Agee created a portrait of life in the Depression that was too comprehensive for Fortune to publish, and he considered the story too important to be cut and rewritten in a manner that would suit the magazine. It took until 1941 for Agee’s notes and Evans’s photographs to be compiled into a manuscript that was accepted for publication. By that time, however, the war in Europe was reigniting the American economy, and the Depression was no longer a story that interested the public. The first printing of Let Us Now Praise Famous Men sold little more than 500 copies. Interest in the text was renewed in the 1960s, however, and today the book is considered not only a great work about the Depression but also a masterpiece of photography and writing.
Evans is a celebrated photographer known for the straight-forward elegance of his style and for his study of American culture from the late 1920s to the 1970s. In Looking at Photographs (1973), John Szarkowski, Director of the Photography Department at the Museum of Modern Art, wrote: “Evans’s work… was puritanically economical, precisely measured, frontal, unemotional, dryly textured, insistently factual, qualities that seemed more appropriate to a bookkeeper’s ledger than to art.
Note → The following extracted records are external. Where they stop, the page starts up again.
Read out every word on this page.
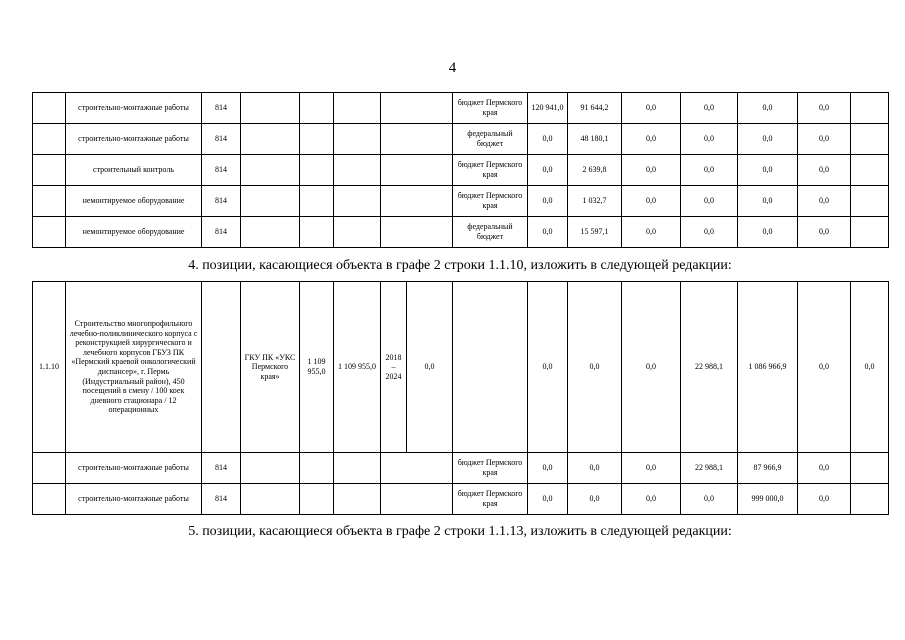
4
	строительно-монтажные работы	814					бюджет Пермского края	120 941,0	91 644,2	0,0	0,0	0,0	0,0	
	строительно-монтажные работы	814					федеральный бюджет	0,0	48 180,1	0,0	0,0	0,0	0,0	
	строительный контроль	814					бюджет Пермского края	0,0	2 639,8	0,0	0,0	0,0	0,0	
	немонтируемое оборудование	814					бюджет Пермского края	0,0	1 032,7	0,0	0,0	0,0	0,0	
	немонтируемое оборудование	814					федеральный бюджет	0,0	15 597,1	0,0	0,0	0,0	0,0	
4. позиции, касающиеся объекта в графе 2 строки 1.1.10, изложить в следующей редакции:
1.1.10	Строительство многопрофильного лечебно-поликлинического корпуса с реконструкцией хирургического и лечебного корпусов ГБУЗ ПК «Пермский краевой онкологический диспансер», г. Пермь (Индустриальный район), 450 посещений в смену / 100 коек дневного стационара / 12 операционных		ГКУ ПК «УКС Пермского края»	1 109 955,0	1 109 955,0	2018 – 2024	0,0		0,0	0,0	0,0	22 988,1	1 086 966,9	0,0	0,0
	строительно-монтажные работы	814						бюджет Пермского края	0,0	0,0	0,0	22 988,1	87 966,9	0,0	
	строительно-монтажные работы	814						бюджет Пермского края	0,0	0,0	0,0	0,0	999 000,0	0,0	
5. позиции, касающиеся объекта в графе 2 строки 1.1.13, изложить в следующей редакции:
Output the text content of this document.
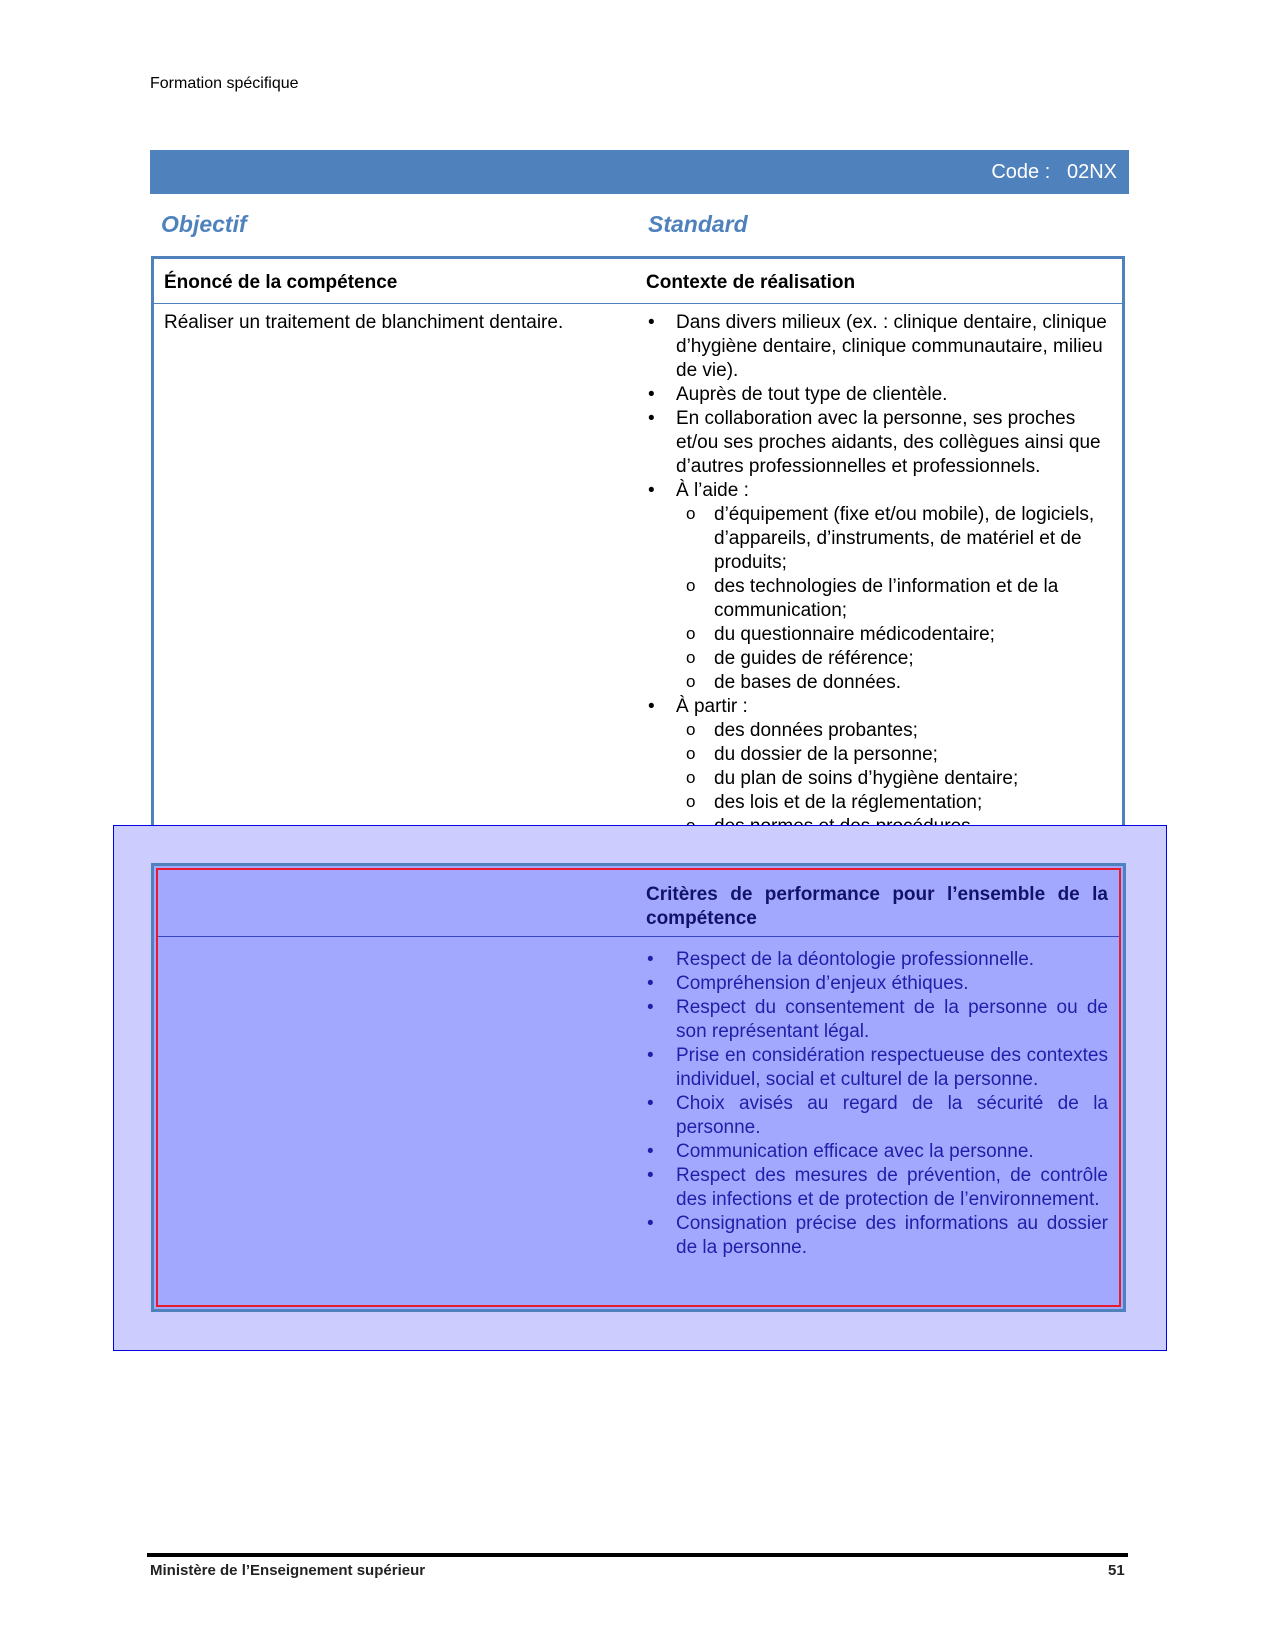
Formation spécifique
Code : 02NX
Objectif	Standard
Énoncé de la compétence	Contexte de réalisation
Réaliser un traitement de blanchiment dentaire.
•	Dans divers milieux (ex. : clinique dentaire, clinique d’hygiène dentaire, clinique communautaire, milieu de vie).
• Auprès de tout type de clientèle.
• En collaboration avec la personne, ses proches et/ou ses proches aidants, des collègues ainsi que d’autres professionnelles et professionnels.
• À l’aide :
o d’équipement (fixe et/ou mobile), de logiciels, d’appareils, d’instruments, de matériel et de produits;
o des technologies de l’information et de la communication;
o du questionnaire médicodentaire;
o de guides de référence;
o de bases de données.
• À partir :
o des données probantes;
o du dossier de la personne;
o du plan de soins d’hygiène dentaire;
o des lois et de la réglementation;
o
Critères de performance pour l’ensemble de la compétence
• Respect de la déontologie professionnelle.
• Compréhension d’enjeux éthiques.
• Respect du consentement de la personne ou de son représentant légal.
• Prise en considération respectueuse des contextes individuel, social et culturel de la personne.
• Choix avisés au regard de la sécurité de la personne.
• Communication efficace avec la personne.
• Respect des mesures de prévention, de contrôle des infections et de protection de l’environnement.
• Consignation précise des informations au dossier de la personne.
Ministère de l’Enseignement supérieur	51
But in time it became clear that [his art] constitutes a personal survey of the interior resources of the American tradition, a survey based on a sensibility that found poetry and complexity where most earlier travelers had found only drab statistics or fairy tales.”
The Harry Ransom Center holds the James Agee collection, which includes an original typescript of the book and nearly 300 prints produced by Walker Evans over the course of this project.